Pour notre pique-nique nous choisissons une dune du côté de Dombourg avec une vue qui porte loin sur la mer, jusqu’aux champs d’éoliennes.

Nouvelle pause à Westkapelle. Les filles se reposent sur un banc face à la mer, les garçons arpentent le front de mer.
Puis c’est le retour par le tunnel sous l’Escaut et la route vers notre Nord.

Impressions de voyage
J’ai bien aimé la balade en bateau sur les canaux d’Amsterdam. C’était une occasion d’en apprendre plus sur la ville. J’ai aussi beaucoup aimé l’anecdote sur les maisons dansantes.
Simon
Une visite aux Pays-Bas est toujours très agréable. Parcourir Walcheren par grand soleil, comme ce fut notre cas, est un enchantement. Moi aussi j’ai bien aimé le tour en bateau. Mais surtout quatre jours avec notre équipe de petits-enfants, c’est mieux que tout !
Dady
Mon plaisir c’est de découvrir « un peu d’un pays » avec Bon Papa et nos petits-enfants. Chacun est resté très positif dans la tempête. Chacun a apporté sa bonne humeur pendant ces quelques jours. Un vrai bonheur !
Bonne-Maman
Gouda et le delta
Vers 9 heures nous prenons la route vers Gouda pour assister au marché du fromage. Sur la route les dégâts occasionnés par la tempête sont visibles ; le sol est couvert de débris de branches, de feuilles et, de temps en temps, nous découvrons un arbre au sol.
Le marché aux fromages est en pleine activité quand nous arrivons.

De véritables discussions commerciales entre producteurs et acheteurs se mêlent aux animations purement touristiques pour former un ensemble agréable au milieu duquel nous déambulons longuement. Les photographes se régalent.
Poursuivant notre chemin en direction de la mer nous longeons le port de Rotterdam avant d’atteindre les premières plages. L’occasion d’un bref arrêt pour découvrir le littoral du sommet de la dune. Puis c’est la route vers les grands barrages du plan Delta qui contrôlent le niveau de la mer.

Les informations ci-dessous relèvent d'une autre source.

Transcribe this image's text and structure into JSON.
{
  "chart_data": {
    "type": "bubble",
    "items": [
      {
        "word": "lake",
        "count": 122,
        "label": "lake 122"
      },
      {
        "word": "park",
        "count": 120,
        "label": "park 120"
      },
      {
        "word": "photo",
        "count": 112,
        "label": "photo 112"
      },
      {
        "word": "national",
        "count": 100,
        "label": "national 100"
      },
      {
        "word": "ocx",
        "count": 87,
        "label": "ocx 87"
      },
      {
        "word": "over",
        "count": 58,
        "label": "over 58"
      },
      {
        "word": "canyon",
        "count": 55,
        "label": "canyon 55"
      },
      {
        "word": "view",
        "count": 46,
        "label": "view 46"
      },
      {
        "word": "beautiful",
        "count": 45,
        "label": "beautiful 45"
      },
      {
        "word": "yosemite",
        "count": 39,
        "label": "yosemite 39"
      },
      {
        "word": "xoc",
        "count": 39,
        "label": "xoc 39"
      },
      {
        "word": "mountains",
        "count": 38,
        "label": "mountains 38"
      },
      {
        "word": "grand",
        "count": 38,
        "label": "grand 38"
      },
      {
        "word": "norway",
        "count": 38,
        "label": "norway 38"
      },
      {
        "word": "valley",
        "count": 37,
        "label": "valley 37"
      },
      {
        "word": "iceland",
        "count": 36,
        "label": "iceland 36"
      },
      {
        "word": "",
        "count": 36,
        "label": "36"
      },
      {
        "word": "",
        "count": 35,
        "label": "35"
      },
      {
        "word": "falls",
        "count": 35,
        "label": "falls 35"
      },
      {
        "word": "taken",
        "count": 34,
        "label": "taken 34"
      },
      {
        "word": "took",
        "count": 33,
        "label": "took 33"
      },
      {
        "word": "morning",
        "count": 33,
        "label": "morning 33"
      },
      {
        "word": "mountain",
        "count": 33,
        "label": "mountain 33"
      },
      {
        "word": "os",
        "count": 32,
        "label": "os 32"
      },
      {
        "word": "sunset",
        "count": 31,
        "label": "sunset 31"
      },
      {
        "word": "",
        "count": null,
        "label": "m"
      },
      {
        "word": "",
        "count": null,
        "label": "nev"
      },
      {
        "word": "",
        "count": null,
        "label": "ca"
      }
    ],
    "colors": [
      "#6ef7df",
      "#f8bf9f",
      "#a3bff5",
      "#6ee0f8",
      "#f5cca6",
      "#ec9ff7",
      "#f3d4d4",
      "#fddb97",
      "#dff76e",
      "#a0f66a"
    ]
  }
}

Ouvrages gigantesques qui méritent un arrêt avant d’atteindre la presqu’île de Walcheren, au caractère très champêtre. En une journée nous avons ainsi traversé des paysages contrastés, depuis la zone hyper urbanisée d’Amsterdam, le territoire agricole autour de Gouda, la zone industrielle du port de Rotterdam avec ses quais, ses portiques et ses installations industrielles, les grands barrages, pour terminer dans la bucolique Walcheren.
Notre hébergement du soir est un gîte installé dans une ancienne maison de maréchal-ferrant à Kamperland.
Pour finir en beauté la journée nous allons passer la soirée à Zierikzee, joli petit village de pêcheurs dont certains édifices remontent au XI° siècle. Temps superbe, ruelles pittoresques, repas agréable sur la terrasse d’un restaurant de la Grand-Place.

Amsterdam
Au lever, vers 7 heures, le temps est couvert, avec un léger crachin breton. Quand nous descendons pour le petit déjeuner il commence à pleuvoir sérieusement : pas de chance pour la déambulation à pied à dix heures dans le quartier juif !
A 8 heures 30 quand nous mettons le nez dehors c’est carrément un déluge qui tombe avec un fort vent. Après hésitation nous nous lançons vers la station de tramway. Nous avons à peine traversé la rue que nous sommes trempés de la tête aux pieds. Tant bien que mal nous atteignons la station de tramway, lequel a la bonne idée d’arriver presque immédiatement. Ouf, au sec ! Le trajet commence mais au bout de quelques stations nous sommes bloqués par un tramway immobilisé devant nous qui empêche d’avancer. Moment de flottement, que faire ? A ce moment tous les téléphones présents dans le tramway se mettent à sonner : alerte rouge, une forte tempêtes est en train de s’abattre sur Amsterdam. Annonce du conducteur : impossible d’avancer plus loin. Tout le monde doit descendre, sous la pluie battante. Nous discutons entre nous. On ne sait pas où on est, il n’y a plus de tramway, on n’a aucune idée de ce qu’il faut faire. Nous ayant entendu, une dame nous indique, en français, qu’il faut prendre le bus 118 qui arrive et aller jusqu’à la gare centrale. D’accord. Evidemment tous les passagers ont la même idée. Faire rentrer un tramway complet dans un bus qui n’est pas vide n’est pas simple, on y arrive quand même !
Nous voilà à la gare centrale d’Amsterdam, transformée en refuge pour passagers à la dérive. Les gens sont partout, assis à même le sol, attendant la suite, dans une ambiance plutôt bon enfant. Nous apprenons que tous les transports de surface sont à l’arrêt, seul le métro fonctionne. On tente d’aller à notre lieu de rendez-vous, grâce au métro, pour savoir ce qui se passe. Quand nous arrivons sur place un courriel nous annonce que tout est annulé et que nous serons remboursés.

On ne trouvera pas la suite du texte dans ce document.